Por lo que se refiere a la cuestión principal planteada, el TJUE limita la exención a las prestaciones de servicios realizadas en el ámbito de actividades interés general. En consecuencia, sería contraria a la Directiva la extensión de esta exención a servicios prestados por agrupaciones cuyos miembros desarrollan actividades exentas que no seas de las calificadas de interés general. En particular, no deben gozar de la exención las prestaciones de servicios de agrupaciones vinculadas a grupos bancarios, financieros o de seguros. Y, por esta misma razón, sería contraria a la Directiva la norma española que establece la exención de los servicios prestados por una AIE a sus miembros aunque estos realicen operaciones exentas que no se inscriban en una actividad de interés general sino en actividades financieras o de seguros.

Desde esta perspectiva las sentencias merecen un doble comentario. Por un lado, el TJUE se basa en una técnica de interpretación jurídica que parte de la necesidad de interpretar en un sentido estricto las normas sobre exenciones en el IVA y que busca el sentido de una norma no solo en su tenor literal sino también en su contexto y finalidad. El TJUE resalta que la exención en favor de estas agrupaciones es una de las comprendidas en el artículo 132 y que debe entenderse en relación con ellas lo cual es coherente con el objetivo perseguido de favorecer precisamente esas actividades de interés general. Por otro lado, la jurisprudencia del tribunal plantea un problema económico en sectores como el financiero en la medida en la cual puede incrementar los costes soportados por entidades individuales que comparten servicios a través de estas agrupaciones.

Pero, además, estas sentencias son relevantes desde la perspectiva de la aplicación temporal de los criterios judiciales. Si atendemos a la sentencia central de las tres comentadas, la recaída en el caso Aviva, vemos que en el apartado 34 de la misma el TJUE reconoce una situación de hecho. La Sentencia del propio tribunal de 20 de noviembre de 2003 (en el asunto C-8/01; Taksatorringen), pareció admitir la aplicación de la exención prevista entonces en el artículo 13.A.1.f) de la llamada Sexta Directiva más allá de las actividades de interés general y, concretamente, en favor de una asociación de compañías se seguros. Por ello, el TJUE admite que muchos Estados han ampliado la exención a tales agrupaciones de personas cuyos miembros no desarrollan actividades exentas de interés general.

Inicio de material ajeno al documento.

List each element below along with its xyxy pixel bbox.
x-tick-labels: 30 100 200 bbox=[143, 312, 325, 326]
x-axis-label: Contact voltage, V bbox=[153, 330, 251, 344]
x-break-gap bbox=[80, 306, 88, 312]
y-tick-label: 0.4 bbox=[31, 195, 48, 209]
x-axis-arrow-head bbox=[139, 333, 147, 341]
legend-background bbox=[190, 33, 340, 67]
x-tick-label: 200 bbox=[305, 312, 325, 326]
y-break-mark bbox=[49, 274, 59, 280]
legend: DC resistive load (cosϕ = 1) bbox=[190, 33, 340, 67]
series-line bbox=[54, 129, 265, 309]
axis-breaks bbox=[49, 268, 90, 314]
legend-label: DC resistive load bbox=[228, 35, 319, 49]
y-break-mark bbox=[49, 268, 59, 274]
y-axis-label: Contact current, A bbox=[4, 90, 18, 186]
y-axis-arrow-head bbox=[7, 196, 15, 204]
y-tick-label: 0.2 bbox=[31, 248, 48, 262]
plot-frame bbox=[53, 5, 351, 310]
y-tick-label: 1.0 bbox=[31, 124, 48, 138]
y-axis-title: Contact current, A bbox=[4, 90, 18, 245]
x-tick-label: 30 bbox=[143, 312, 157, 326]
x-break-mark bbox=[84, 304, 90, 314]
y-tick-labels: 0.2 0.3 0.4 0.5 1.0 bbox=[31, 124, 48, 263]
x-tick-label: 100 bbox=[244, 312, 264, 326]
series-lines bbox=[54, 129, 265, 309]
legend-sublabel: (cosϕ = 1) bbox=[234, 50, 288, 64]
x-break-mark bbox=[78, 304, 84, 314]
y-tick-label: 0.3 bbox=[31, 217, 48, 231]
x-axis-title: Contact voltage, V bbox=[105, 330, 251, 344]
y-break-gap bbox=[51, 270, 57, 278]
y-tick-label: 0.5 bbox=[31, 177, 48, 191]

En este punto, el TJUE desborda el caso concreto y en los apartados 35 a 38 de la Sentencia Aviva consolida una doctrina sobre la aplicación en el tiempo de los criterios judiciales en relación con el respeto al principio de seguridad jurídica. Para el TJUE, "[l]as autoridades nacionales no pueden reabrir períodos tributarios definitivamente clausurados sobre la base" de esta nueva interpretación del artículo 132 de la Directiva 2006/112. En cuanto a "[l]os períodos tributarios que no se han clausurado definitivamente", la sentencia recuerda que una directiva "[n]o puede, por sí sola, crear obligaciones a cargo de un particular y que una disposición de una directiva no puede, por consiguiente, en su calidad de tal, ser invocada contra dicha persona". Finalmente, "[l]a obligación del juez nacional de utilizar como referencia el contenido de una directiva cuando interpreta y aplica las normas pertinentes de su Derecho nacional tiene sus límites en los principios generales del Derecho, en particular los de seguridad jurídica e irretroactividad, y no puede servir de base para una interpretación contra legem del Derecho nacional". En suma, la sentencia no puede servir de base para revisar periodos de declaración ya terminados ni tampoco para exigir una conducta distinta de los contribuyentes sin que medie un cambio del Derecho nacional.